Indices of awareness
As interest in socially responsible investment (SRI) continues to grow. Index providers have responded by creating ethical equity indices that allow investors to target only those companies with a clean record, morally speaking.
But the central problem with ethical stock indices is that morality is subjective. Can morality be defined? If philosophers and theologians have debated this issue for centuries, surely index providers have little chance of having a solution to suit everyone?
Dow Jones launched its Sustainability indices more than three years ago. The set includes the Dow Jones Sustainability World Indexes, which include the leading 10% of companies in terms of sustainability out of the biggest 2,500 companies in the Dow Jones Global Index, and the Dow Jones Stoxx Sustainability Indexes, which include the top 20% from the Dow Jones Stoxx 600 Index.
The FTSE4Good Indices were established at the end of July 2001 as tradeable and benchmark indices containing leading companies from the FTSE All-Share Index. The FTSE4Good selection criteria cover the areas of environmental sustainability, developing positive relationships with stakeholders and upholding and supporting universal human rights
Apart from these indices there is the Domini 400 Social Index in the US, created by social research firm Kinder, Lydenberg, Domini, which is based on the S&P 500. In Sweden is an index created by Etikanalytikerna which excludes companies that have breached the international convention of human rights or environmental conventions as recognised under Swedish law, and French firm AReSE launched SRI indices last autumn in France.

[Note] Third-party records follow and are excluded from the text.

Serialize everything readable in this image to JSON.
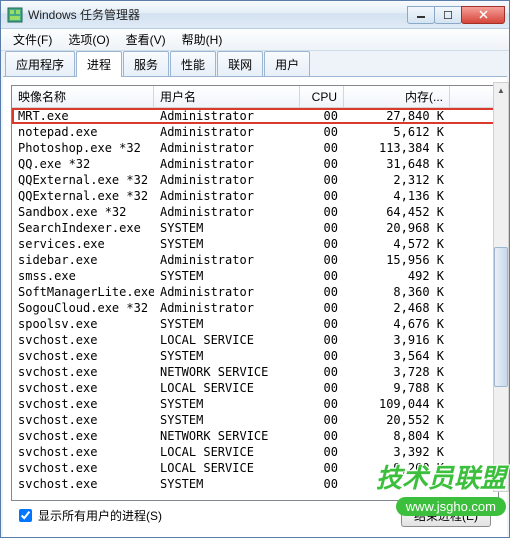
{
  "window": {
    "title": "Windows 任务管理器"
  },
  "menu": {
    "file": "文件(F)",
    "options": "选项(O)",
    "view": "查看(V)",
    "help": "帮助(H)"
  },
  "tabs": {
    "applications": "应用程序",
    "processes": "进程",
    "services": "服务",
    "performance": "性能",
    "networking": "联网",
    "users": "用户"
  },
  "columns": {
    "image": "映像名称",
    "user": "用户名",
    "cpu": "CPU",
    "memory": "内存(..."
  },
  "processes": [
    {
      "name": "MRT.exe",
      "user": "Administrator",
      "cpu": "00",
      "mem": "27,840 K",
      "highlight": true
    },
    {
      "name": "notepad.exe",
      "user": "Administrator",
      "cpu": "00",
      "mem": "5,612 K"
    },
    {
      "name": "Photoshop.exe *32",
      "user": "Administrator",
      "cpu": "00",
      "mem": "113,384 K"
    },
    {
      "name": "QQ.exe *32",
      "user": "Administrator",
      "cpu": "00",
      "mem": "31,648 K"
    },
    {
      "name": "QQExternal.exe *32",
      "user": "Administrator",
      "cpu": "00",
      "mem": "2,312 K"
    },
    {
      "name": "QQExternal.exe *32",
      "user": "Administrator",
      "cpu": "00",
      "mem": "4,136 K"
    },
    {
      "name": "Sandbox.exe *32",
      "user": "Administrator",
      "cpu": "00",
      "mem": "64,452 K"
    },
    {
      "name": "SearchIndexer.exe",
      "user": "SYSTEM",
      "cpu": "00",
      "mem": "20,968 K"
    },
    {
      "name": "services.exe",
      "user": "SYSTEM",
      "cpu": "00",
      "mem": "4,572 K"
    },
    {
      "name": "sidebar.exe",
      "user": "Administrator",
      "cpu": "00",
      "mem": "15,956 K"
    },
    {
      "name": "smss.exe",
      "user": "SYSTEM",
      "cpu": "00",
      "mem": "492 K"
    },
    {
      "name": "SoftManagerLite.exe...",
      "user": "Administrator",
      "cpu": "00",
      "mem": "8,360 K"
    },
    {
      "name": "SogouCloud.exe *32",
      "user": "Administrator",
      "cpu": "00",
      "mem": "2,468 K"
    },
    {
      "name": "spoolsv.exe",
      "user": "SYSTEM",
      "cpu": "00",
      "mem": "4,676 K"
    },
    {
      "name": "svchost.exe",
      "user": "LOCAL SERVICE",
      "cpu": "00",
      "mem": "3,916 K"
    },
    {
      "name": "svchost.exe",
      "user": "SYSTEM",
      "cpu": "00",
      "mem": "3,564 K"
    },
    {
      "name": "svchost.exe",
      "user": "NETWORK SERVICE",
      "cpu": "00",
      "mem": "3,728 K"
    },
    {
      "name": "svchost.exe",
      "user": "LOCAL SERVICE",
      "cpu": "00",
      "mem": "9,788 K"
    },
    {
      "name": "svchost.exe",
      "user": "SYSTEM",
      "cpu": "00",
      "mem": "109,044 K"
    },
    {
      "name": "svchost.exe",
      "user": "SYSTEM",
      "cpu": "00",
      "mem": "20,552 K"
    },
    {
      "name": "svchost.exe",
      "user": "NETWORK SERVICE",
      "cpu": "00",
      "mem": "8,804 K"
    },
    {
      "name": "svchost.exe",
      "user": "LOCAL SERVICE",
      "cpu": "00",
      "mem": "3,392 K"
    },
    {
      "name": "svchost.exe",
      "user": "LOCAL SERVICE",
      "cpu": "00",
      "mem": "9,260 K"
    },
    {
      "name": "svchost.exe",
      "user": "SYSTEM",
      "cpu": "00",
      "mem": ""
    }
  ],
  "footer": {
    "showAll": "显示所有用户的进程(S)",
    "endProcess": "结束进程(E)"
  },
  "watermark": {
    "main": "技术员联盟",
    "url": "www.jsgho.com"
  }
}
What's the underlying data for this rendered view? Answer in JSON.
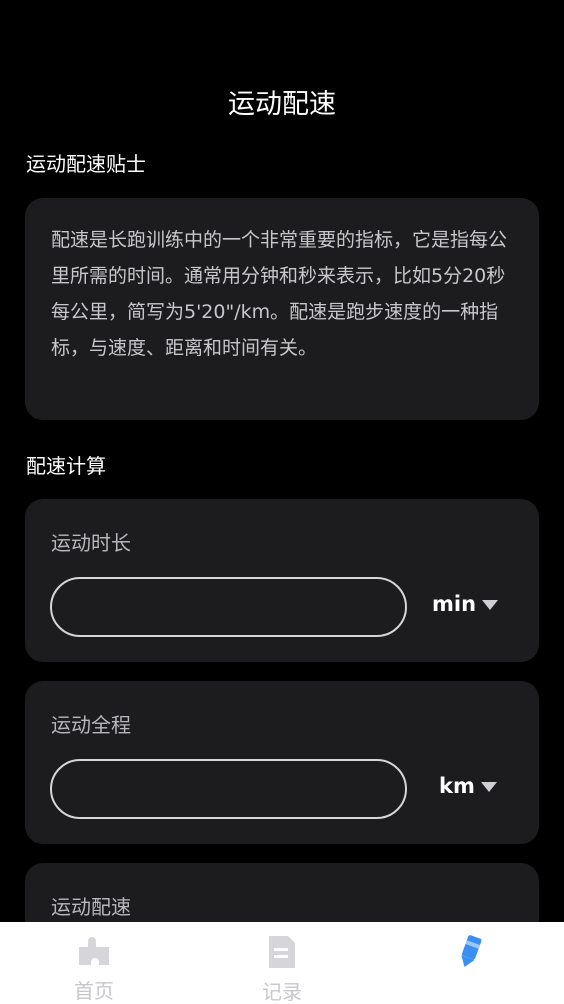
{
  "header": {
    "title": "运动配速"
  },
  "tips": {
    "heading": "运动配速贴士",
    "body": "配速是长跑训练中的一个非常重要的指标，它是指每公里所需的时间。通常用分钟和秒来表示，比如5分20秒每公里，简写为5'20\"/km。配速是跑步速度的一种指标，与速度、距离和时间有关。"
  },
  "calculator": {
    "heading": "配速计算",
    "duration": {
      "label": "运动时长",
      "value": "",
      "placeholder": "",
      "unit": "min"
    },
    "distance": {
      "label": "运动全程",
      "value": "",
      "placeholder": "",
      "unit": "km"
    },
    "pace": {
      "label": "运动配速"
    }
  },
  "tabbar": {
    "items": [
      {
        "label": "首页",
        "icon": "puzzle-icon"
      },
      {
        "label": "记录",
        "icon": "document-icon"
      },
      {
        "label": "",
        "icon": "pen-icon"
      }
    ],
    "active_index": 2,
    "colors": {
      "inactive": "#c7c7cc",
      "active": "#3b8ff0"
    }
  }
}
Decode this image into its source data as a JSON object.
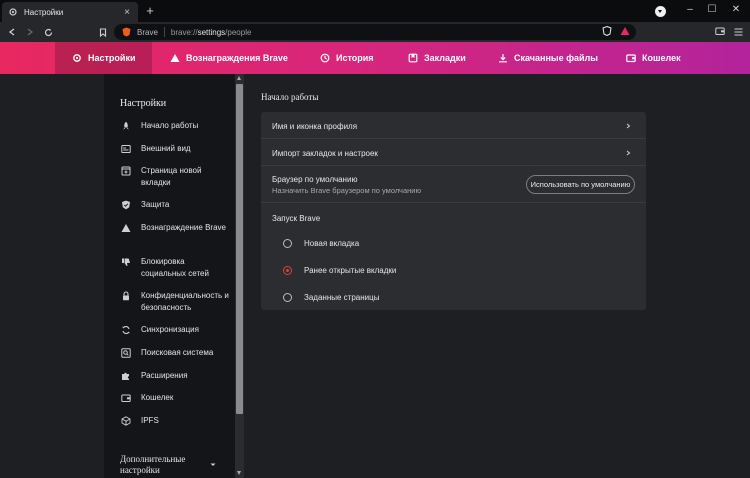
{
  "window": {
    "tab_title": "Настройки",
    "controls": [
      "minimize",
      "maximize",
      "close"
    ]
  },
  "toolbar": {
    "site_name": "Brave",
    "url_prefix": "brave://",
    "url_bold": "settings",
    "url_suffix": "/people"
  },
  "navbar": {
    "items": [
      {
        "label": "Настройки",
        "icon": "gear-icon",
        "active": true
      },
      {
        "label": "Вознаграждения Brave",
        "icon": "triangle-icon"
      },
      {
        "label": "История",
        "icon": "history-icon"
      },
      {
        "label": "Закладки",
        "icon": "bookmarks-icon"
      },
      {
        "label": "Скачанные файлы",
        "icon": "download-icon"
      },
      {
        "label": "Кошелек",
        "icon": "wallet-icon"
      }
    ]
  },
  "sidebar": {
    "title": "Настройки",
    "items": [
      {
        "label": "Начало работы",
        "icon": "rocket-icon"
      },
      {
        "label": "Внешний вид",
        "icon": "appearance-icon"
      },
      {
        "label": "Страница новой вкладки",
        "icon": "new-tab-icon"
      },
      {
        "label": "Защита",
        "icon": "shield-icon"
      },
      {
        "label": "Вознаграждение Brave",
        "icon": "rewards-triangle-icon"
      },
      {
        "label": "Блокировка социальных сетей",
        "icon": "thumbs-down-icon"
      },
      {
        "label": "Конфиденциальность и безопасность",
        "icon": "lock-icon"
      },
      {
        "label": "Синхронизация",
        "icon": "sync-icon"
      },
      {
        "label": "Поисковая система",
        "icon": "search-icon"
      },
      {
        "label": "Расширения",
        "icon": "puzzle-icon"
      },
      {
        "label": "Кошелек",
        "icon": "wallet-icon"
      },
      {
        "label": "IPFS",
        "icon": "cube-icon"
      }
    ],
    "advanced": "Дополнительные настройки"
  },
  "main": {
    "section_title": "Начало работы",
    "rows": {
      "profile": "Имя и иконка профиля",
      "import": "Импорт закладок и настроек",
      "default_title": "Браузер по умолчанию",
      "default_sub": "Назначить Brave браузером по умолчанию",
      "default_button": "Использовать по умолчанию"
    },
    "launch": {
      "title": "Запуск Brave",
      "options": [
        {
          "label": "Новая вкладка",
          "selected": false
        },
        {
          "label": "Ранее открытые вкладки",
          "selected": true
        },
        {
          "label": "Заданные страницы",
          "selected": false
        }
      ]
    }
  },
  "colors": {
    "nav_gradient_start": "#e8285f",
    "nav_gradient_end": "#b3239c",
    "radio_selected": "#e0413c",
    "background": "#1e1f22",
    "card": "#2c2d31"
  }
}
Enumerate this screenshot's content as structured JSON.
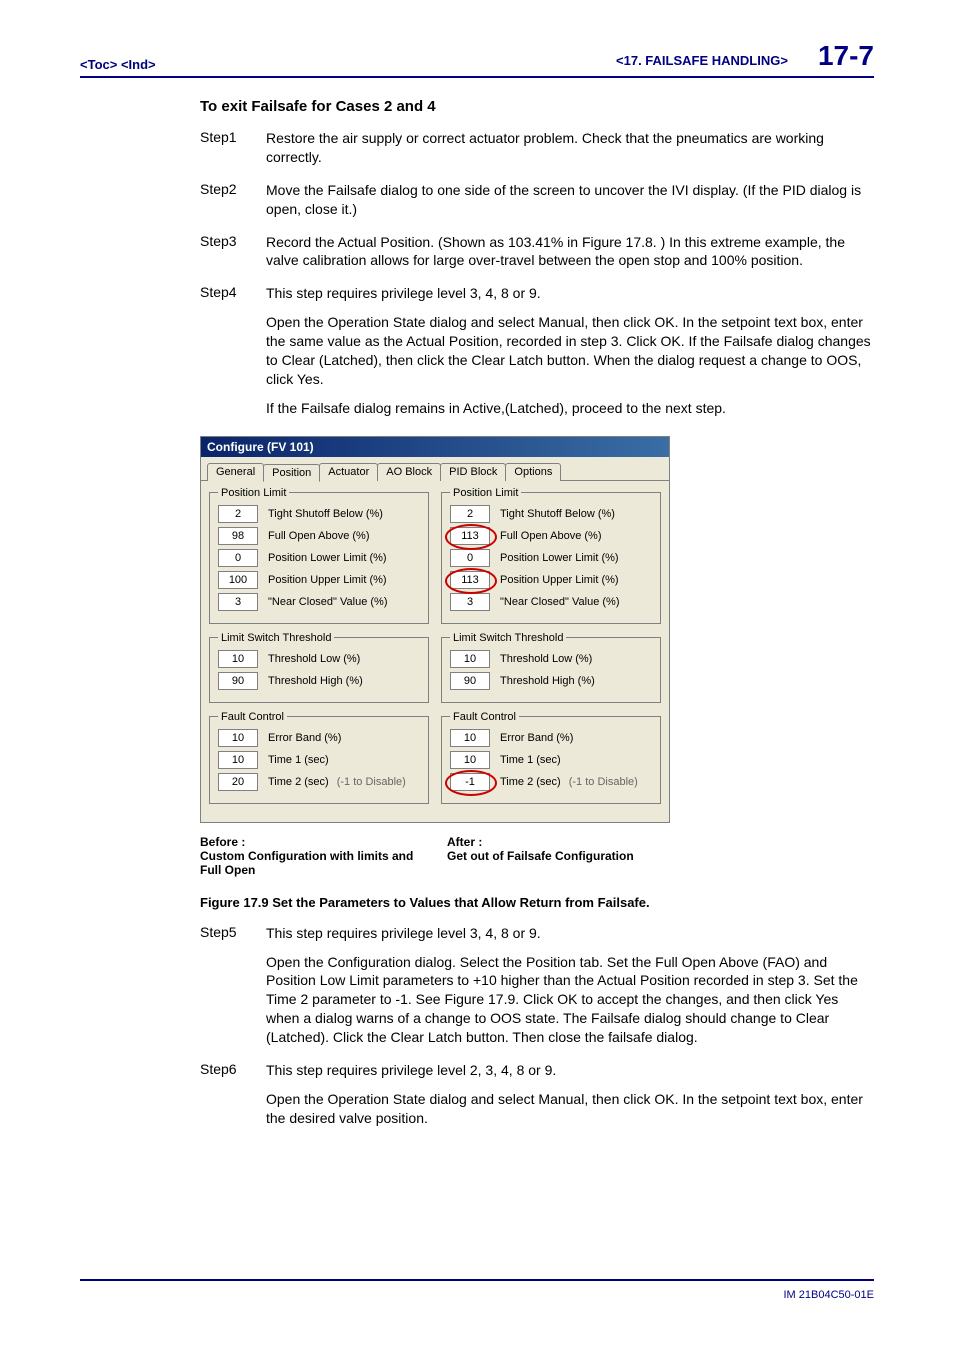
{
  "header": {
    "toc_ind": "<Toc> <Ind>",
    "section": "<17.  FAILSAFE HANDLING>",
    "page": "17-7"
  },
  "heading": "To exit Failsafe for Cases 2 and 4",
  "steps": {
    "s1": {
      "label": "Step1",
      "p1": "Restore the air supply or correct actuator problem.  Check that the pneumatics are working correctly."
    },
    "s2": {
      "label": "Step2",
      "p1": "Move the Failsafe dialog to one side of the screen to uncover the  IVI display.  (If the PID dialog is open, close it.)"
    },
    "s3": {
      "label": "Step3",
      "p1": "Record the Actual Position.  (Shown as 103.41% in Figure 17.8. )  In this extreme example, the valve calibration allows for large over-travel between the open stop and 100% position."
    },
    "s4": {
      "label": "Step4",
      "p1": "This step requires privilege level 3, 4, 8 or 9.",
      "p2": "Open the Operation State dialog and select Manual, then click OK.  In the setpoint text box, enter the same value as the Actual Position, recorded in step 3.  Click OK.  If the Failsafe dialog changes to Clear (Latched), then click the Clear Latch button.  When the dialog request a change to OOS, click Yes.",
      "p3": "If the Failsafe dialog remains in Active,(Latched), proceed to the next step."
    },
    "s5": {
      "label": "Step5",
      "p1": "This step requires privilege level 3, 4, 8 or 9.",
      "p2": "Open the Configuration dialog.  Select the Position tab.  Set the Full Open Above (FAO) and Position Low Limit parameters to +10 higher than the Actual Position recorded in step 3.  Set the Time 2 parameter to -1.  See Figure 17.9.  Click OK to accept the changes, and then click Yes when a dialog warns of a change to OOS state.  The Failsafe dialog should change to Clear (Latched).  Click the Clear Latch button.  Then close the failsafe dialog."
    },
    "s6": {
      "label": "Step6",
      "p1": "This step requires privilege level 2, 3, 4, 8 or 9.",
      "p2": "Open the Operation State dialog and select Manual, then click OK.  In the setpoint text box, enter the desired valve position."
    }
  },
  "dialog": {
    "title": "Configure (FV 101)",
    "tabs": [
      "General",
      "Position",
      "Actuator",
      "AO Block",
      "PID Block",
      "Options"
    ],
    "groups": {
      "g1": "Position Limit",
      "g2": "Limit Switch Threshold",
      "g3": "Fault Control"
    },
    "labels": {
      "tsb": "Tight Shutoff Below (%)",
      "foa": "Full Open Above (%)",
      "pll": "Position Lower Limit (%)",
      "pul": "Position Upper Limit (%)",
      "ncv": "\"Near Closed\" Value (%)",
      "tlo": "Threshold Low (%)",
      "thi": "Threshold High (%)",
      "eb": "Error Band (%)",
      "t1": "Time 1 (sec)",
      "t2": "Time 2 (sec)",
      "disnote": "(-1 to Disable)"
    },
    "before": {
      "tsb": "2",
      "foa": "98",
      "pll": "0",
      "pul": "100",
      "ncv": "3",
      "tlo": "10",
      "thi": "90",
      "eb": "10",
      "t1": "10",
      "t2": "20"
    },
    "after": {
      "tsb": "2",
      "foa": "113",
      "pll": "0",
      "pul": "113",
      "ncv": "3",
      "tlo": "10",
      "thi": "90",
      "eb": "10",
      "t1": "10",
      "t2": "-1"
    }
  },
  "captions": {
    "before_h": "Before :",
    "before_t": "Custom Configuration with limits and Full Open",
    "after_h": "After :",
    "after_t": "Get out of Failsafe Configuration"
  },
  "figure_caption": "Figure 17.9        Set the Parameters to Values that Allow Return from Failsafe.",
  "footer": "IM 21B04C50-01E"
}
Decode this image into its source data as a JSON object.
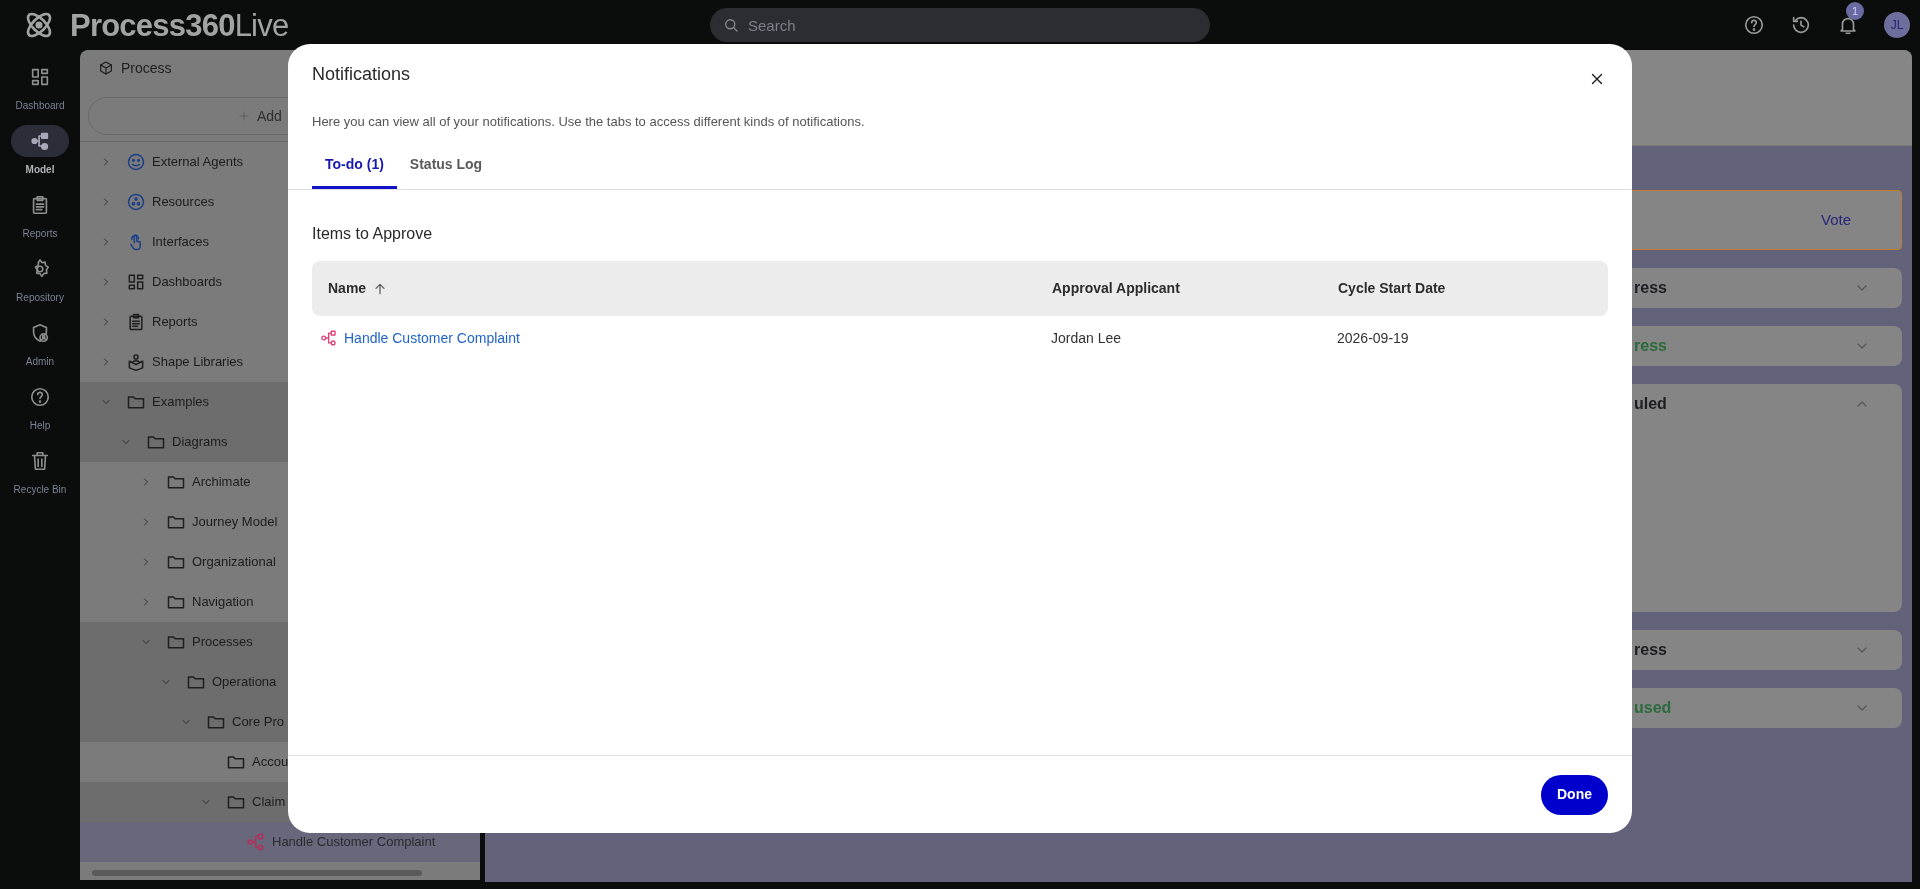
{
  "header": {
    "logo": "**Process360**Live",
    "search": {
      "placeholder": "Search"
    },
    "notification_count": "1",
    "avatar": "JL"
  },
  "rail": {
    "items": [
      {
        "label": "Dashboard",
        "kind": "dashboard",
        "selected": false
      },
      {
        "label": "Model",
        "kind": "model",
        "selected": true
      },
      {
        "label": "Reports",
        "kind": "reports",
        "selected": false
      },
      {
        "label": "Repository",
        "kind": "repository",
        "selected": false
      },
      {
        "label": "Admin",
        "kind": "admin",
        "selected": false
      },
      {
        "label": "Help",
        "kind": "help",
        "selected": false
      },
      {
        "label": "Recycle Bin",
        "kind": "recycle",
        "selected": false
      }
    ]
  },
  "tree": {
    "title": "Process",
    "add_button": "Add",
    "items": [
      {
        "label": "External Agents",
        "kind": "agents",
        "expanded": false,
        "selected": false
      },
      {
        "label": "Resources",
        "kind": "resources",
        "expanded": false,
        "selected": false
      },
      {
        "label": "Interfaces",
        "kind": "interfaces",
        "expanded": false,
        "selected": false
      },
      {
        "label": "Dashboards",
        "kind": "dashboards",
        "expanded": false,
        "selected": false
      },
      {
        "label": "Reports",
        "kind": "reports",
        "expanded": false,
        "selected": false
      },
      {
        "label": "Shape Libraries",
        "kind": "library",
        "expanded": false,
        "selected": false
      },
      {
        "label": "Examples",
        "kind": "folder",
        "expanded": true,
        "selected": false,
        "children": [
          {
            "label": "Diagrams",
            "kind": "folder",
            "expanded": true,
            "selected": false,
            "children": [
              {
                "label": "Archimate",
                "kind": "folder",
                "expanded": false,
                "selected": false
              },
              {
                "label": "Journey Model",
                "kind": "folder",
                "expanded": false,
                "selected": false
              },
              {
                "label": "Organizational",
                "kind": "folder",
                "expanded": false,
                "selected": false
              },
              {
                "label": "Navigation",
                "kind": "folder",
                "expanded": false,
                "selected": false
              },
              {
                "label": "Processes",
                "kind": "folder",
                "expanded": true,
                "selected": false,
                "children": [
                  {
                    "label": "Operationa",
                    "kind": "folder",
                    "expanded": true,
                    "selected": false,
                    "children": [
                      {
                        "label": "Core Pro",
                        "kind": "folder",
                        "expanded": true,
                        "selected": false,
                        "children": [
                          {
                            "label": "Accou",
                            "kind": "folder",
                            "selected": false
                          },
                          {
                            "label": "Claim",
                            "kind": "folder",
                            "expanded": true,
                            "selected": false,
                            "children": [
                              {
                                "label": "Handle Customer Complaint",
                                "kind": "process",
                                "selected": true
                              }
                            ]
                          }
                        ]
                      }
                    ]
                  }
                ]
              }
            ]
          }
        ]
      }
    ]
  },
  "main": {
    "vote_card": {
      "action": "Vote"
    },
    "panels": [
      {
        "title": "ress",
        "color": "#1e1e22",
        "expanded": false
      },
      {
        "title": "ress",
        "color": "#2b6a3c",
        "expanded": false
      },
      {
        "title": "uled",
        "color": "#1e1e22",
        "expanded": true
      },
      {
        "title": "ress",
        "color": "#1e1e22",
        "expanded": false
      },
      {
        "title": "used",
        "color": "#2b6a3c",
        "expanded": false
      }
    ]
  },
  "modal": {
    "title": "Notifications",
    "subtitle": "Here you can view all of your notifications. Use the tabs to access different kinds of notifications.",
    "tabs": [
      {
        "label": "To-do (1)",
        "selected": true
      },
      {
        "label": "Status Log",
        "selected": false
      }
    ],
    "section_title": "Items to Approve",
    "table": {
      "columns": [
        {
          "label": "Name",
          "sorted": true
        },
        {
          "label": "Approval Applicant"
        },
        {
          "label": "Cycle Start Date"
        }
      ],
      "rows": [
        {
          "name": "Handle Customer Complaint",
          "kind": "process",
          "applicant": "Jordan Lee",
          "start_date": "2026-09-19"
        }
      ]
    },
    "done_button": "Done"
  }
}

The E Capital Ethical Index Euro was launched in May 2000 by independent financial adviser E Capital Partners. The index includes 150 stocks from a universe of European stocks listed on recognised exchanges across Europe. Stock selection is ratified by a largely Roman Catholic committee.
At least in the UK, ethical investment is one of the fastest growing areas of retail investments. Now, some £4bn (e6.5bn) is invested in ethical funds, and the number of funds has increased greatly since the end of the 1980s, says Scott McAusland of the Ethical Investment Research Service (EIRIS).
And in 1999, a law was passed which ensures that all pension funds state in their statement of investment principles what approach they are taking on SRI, he says.
Alexander Barkawi, managing director of Dow Jones Sustainability Group Indexes, says interest in the indices is growing rapidly. This interest has come from the institutional side as well as the retail investor environment.
“We see a growing number of institutions who are interested in the subject, and also in using the concept for passive investment. That’s a very important point where our indices come in.”
Dow Jones selects companies to be included in its sustainability family by starting with a universe of 2,500 companies, says Barkawi. The companies are then analysed and a ‘best-of-class’ approach used. “We seek to have the best in each industry,” he says. This avoids the potential problem of excluding certain industry sectors altogether – such as the oil industry and other ‘sin industries’. Excluding such industries can create difficulties for investors that have a duty to diversify across all sectors.
The ethical investment market is moving towards a more positive approach, says Barkawi, where leading companies in each industry group are identified. “This meets the demands of institutional investors who need diversification and who would be very hesitant to exclude whole industries and deviate from their benchmark,” he says. Dow Jones selects the top 10% in each industry.
Who decides whether a company has sufficient moral high ground to be included in an SRI index? FTSE says it uses a separate committee of SRI experts, including people from both academia and financial institutions. This committee worked to put together the rules for the FTSE4Good indices. The methodology, it says, is fully transparent and has been constructed according to market demand. FTSE’s index is far more comprehensive than Dow Jones’. In March FTSE announced that a further 82 companies had met the criteria for inclusion, which means that over 80% of companies in the FTSE All-Share are now represented in the FTSE4Good.
Paul Grimes, chief financial officer of FTSE Group, says there is significant interest in the FTSE4Good indices, both from the investment community and the constituents themselves. Companies are paying more attention to corporate social responsibility (CSR) issues, partly because they seek to be included in SRI index such as FTSE4Good, he says.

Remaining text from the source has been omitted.